Todos os segmentos, portanto, sofrerão três fiscalizações, devendo manter não uma, mas três escriturações sobre obedecer a leis de poderes diversos.
A adoção de regime de destino para a cobrança desses impostos nas operações interestaduais dificultará sobremaneira a fiscalização, à falta de agentes em número suficiente. Se a cobrança for na origem para transferência posterior da receita ao Estado de destino, correr-se-á o risco de o poder local não ter o mesmo interesse fiscalizatório, eis que porá em funcionamento sua máquina administrativa em prol de outro Estado, sem nada receber.
Talvez algumas alternativas possam ser estudadas. A primeira delas é aquela que defendi na CNC (Confederação Nacional do Comércio), com apoio da entidade, de um IVA federalizado, com partilha imediata para Estados e municípios, com o que se eliminariam os problemas que a guerra fiscal entre os Estados provoca. Sua implantação dependeria apenas de quantificar as arrecadações atuais das entidades federativas para que a partilha não provocasse os problemas gerados pela lei complementar 87/96. De certa forma, tal proposta está na linha da que elaborei em 1991, pelas páginas deste jornal, de um imposto circulatório de bens e serviços da Federação partilhado.
Outra alternativa a ser estudada, na sua nova versão, é a proposta do deputado Marcos Cintra, em que o tributo sobre as movimentações financeiras seria destinado exclusivamente a financiar a seguridade social, substituindo também as contribuições hoje existentes. A fim de evitar uma cumulatividade indesejável, propõe o parlamentar a adoção da tabela idealizada por Leontieff (matriz-insumo-produto), para que os produtos exportados sejam desonerados da carga cumulativa e os importados, onerados por uma tributação equilibradora, para sofrer a mesma carga impositiva existente internamente para produtos nacionais.
A própria proposta do ministro Pedro Parente deve ser reexaminada, pois o perfil dos dois tributos circulatórios propostos é mais simples do que aquele constante da proposta do deputado Mussa Demes.
Parece-me que o nó górdio da reforma reside no ICMS, na medida em que é um tributo que no mundo inteiro -mais de cem países adotam o IVA- está a cargo do poder central. Nunca, nas Federações, das unidades federativas. A vocação do ICMS é federal, não estadual, e a teimosia de mantê-lo no âmbito dos Estados é que tem provocado as grandes distorções do sistema.

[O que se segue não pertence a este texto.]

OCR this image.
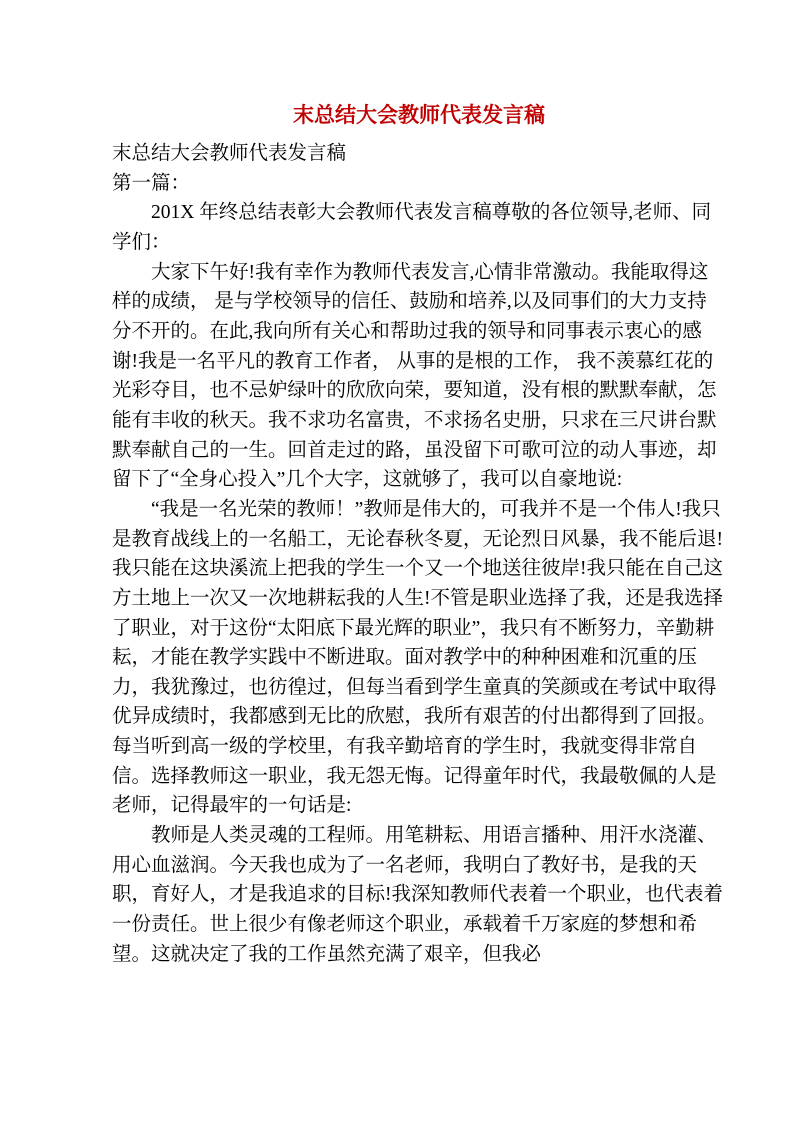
末总结大会教师代表发言稿

末总结大会教师代表发言稿

第一篇：

201X 年终总结表彰大会教师代表发言稿尊敬的各位领导,老师、同学们：

大家下午好!我有幸作为教师代表发言,心情非常激动。我能取得这样的成绩， 是与学校领导的信任、鼓励和培养,以及同事们的大力支持分不开的。在此,我向所有关心和帮助过我的领导和同事表示衷心的感谢!我是一名平凡的教育工作者， 从事的是根的工作， 我不羡慕红花的光彩夺目，也不忌妒绿叶的欣欣向荣，要知道，没有根的默默奉献，怎能有丰收的秋天。我不求功名富贵，不求扬名史册，只求在三尺讲台默默奉献自己的一生。回首走过的路，虽没留下可歌可泣的动人事迹，却留下了“全身心投入”几个大字，这就够了，我可以自豪地说:

“我是一名光荣的教师！”教师是伟大的，可我并不是一个伟人!我只是教育战线上的一名船工，无论春秋冬夏，无论烈日风暴，我不能后退!我只能在这块溪流上把我的学生一个又一个地送往彼岸!我只能在自己这方土地上一次又一次地耕耘我的人生!不管是职业选择了我，还是我选择了职业，对于这份“太阳底下最光辉的职业”，我只有不断努力，辛勤耕耘，才能在教学实践中不断进取。面对教学中的种种困难和沉重的压力，我犹豫过，也彷徨过，但每当看到学生童真的笑颜或在考试中取得优异成绩时，我都感到无比的欣慰，我所有艰苦的付出都得到了回报。每当听到高一级的学校里，有我辛勤培育的学生时，我就变得非常自信。选择教师这一职业，我无怨无悔。记得童年时代，我最敬佩的人是老师，记得最牢的一句话是:

教师是人类灵魂的工程师。用笔耕耘、用语言播种、用汗水浇灌、用心血滋润。今天我也成为了一名老师，我明白了教好书，是我的天职，育好人，才是我追求的目标!我深知教师代表着一个职业，也代表着一份责任。世上很少有像老师这个职业，承载着千万家庭的梦想和希望。这就决定了我的工作虽然充满了艰辛，但我必
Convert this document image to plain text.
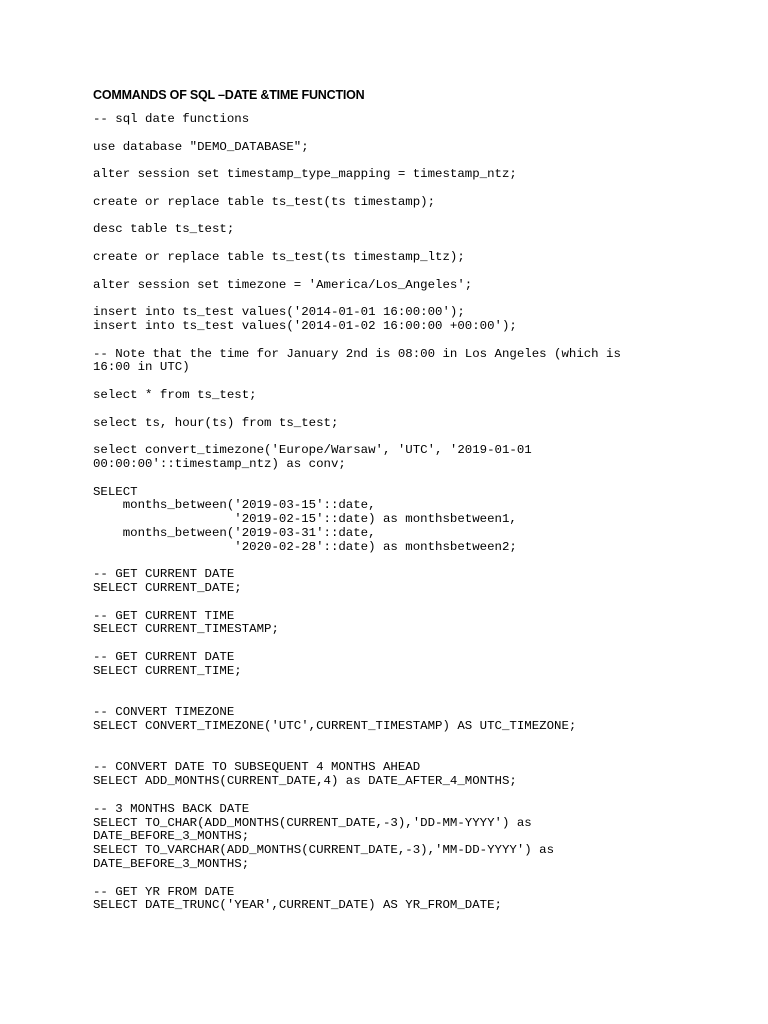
COMMANDS OF SQL –DATE &TIME FUNCTION
-- sql date functions
use database "DEMO_DATABASE";
alter session set timestamp_type_mapping = timestamp_ntz;
create or replace table ts_test(ts timestamp);
desc table ts_test;
create or replace table ts_test(ts timestamp_ltz);
alter session set timezone = 'America/Los_Angeles';
insert into ts_test values('2014-01-01 16:00:00');
insert into ts_test values('2014-01-02 16:00:00 +00:00');
-- Note that the time for January 2nd is 08:00 in Los Angeles (which is
16:00 in UTC)
select * from ts_test;
select ts, hour(ts) from ts_test;
select convert_timezone('Europe/Warsaw', 'UTC', '2019-01-01
00:00:00'::timestamp_ntz) as conv;
SELECT
months_between('2019-03-15'::date,
'2019-02-15'::date) as monthsbetween1,
months_between('2019-03-31'::date,
'2020-02-28'::date) as monthsbetween2;
-- GET CURRENT DATE
SELECT CURRENT_DATE;
-- GET CURRENT TIME
SELECT CURRENT_TIMESTAMP;
-- GET CURRENT DATE
SELECT CURRENT_TIME;
-- CONVERT TIMEZONE
SELECT CONVERT_TIMEZONE('UTC',CURRENT_TIMESTAMP) AS UTC_TIMEZONE;
-- CONVERT DATE TO SUBSEQUENT 4 MONTHS AHEAD
SELECT ADD_MONTHS(CURRENT_DATE,4) as DATE_AFTER_4_MONTHS;
-- 3 MONTHS BACK DATE
SELECT TO_CHAR(ADD_MONTHS(CURRENT_DATE,-3),'DD-MM-YYYY') as
DATE_BEFORE_3_MONTHS;
SELECT TO_VARCHAR(ADD_MONTHS(CURRENT_DATE,-3),'MM-DD-YYYY') as
DATE_BEFORE_3_MONTHS;
-- GET YR FROM DATE
SELECT DATE_TRUNC('YEAR',CURRENT_DATE) AS YR_FROM_DATE;
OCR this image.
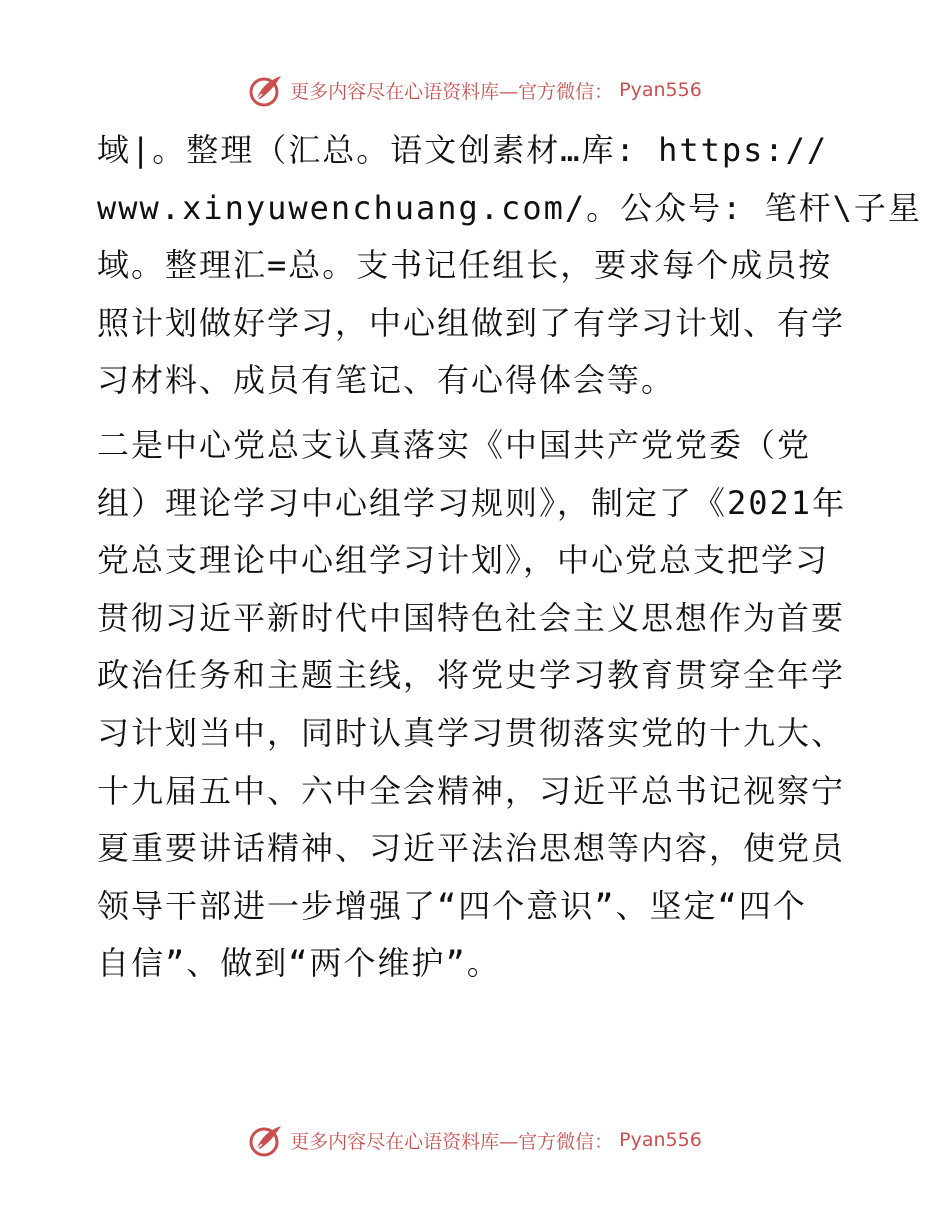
更多内容尽在心语资料库—官方微信： Pyan556
域|。整理（汇总。语文创素材…库: https://
www.xinyuwenchuang.com/。公众号: 笔杆\子星
域。整理汇=总。支书记任组长，要求每个成员按
照计划做好学习，中心组做到了有学习计划、有学
习材料、成员有笔记、有心得体会等。
二是中心党总支认真落实《中国共产党党委（党
组）理论学习中心组学习规则》，制定了《2021年
党总支理论中心组学习计划》，中心党总支把学习
贯彻习近平新时代中国特色社会主义思想作为首要
政治任务和主题主线，将党史学习教育贯穿全年学
习计划当中，同时认真学习贯彻落实党的十九大、
十九届五中、六中全会精神，习近平总书记视察宁
夏重要讲话精神、习近平法治思想等内容，使党员
领导干部进一步增强了“四个意识”、坚定“四个
自信”、做到“两个维护”。
更多内容尽在心语资料库—官方微信： Pyan556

Creio que a sociedade toda deva participar da discussão, podendo, de imediato, a comissão de reforma tributária dar uma excelente contribuição ao país retirando a cumulatividade do PIS e da Cofins, por lei ordinária, pois nada na Constituição impede tal precedente.
Em outras palavras, o país está a caminho de sua reforma tributária. Que o amplo debate e a busca de forma mais simplificada de tributação sejam a tônica dessa empreitada.
Ives Gandra da Silva Martins, 64, advogado tributarista, é professor emérito das universidades Mackenzie e Paulista e da Escola de Comando do Estado-Maior do Exército e presidente da Academia Internacional de Direito e Economia e do Conselho de Estudos Jurídicos da Federação do Comércio do Estado de São Paulo.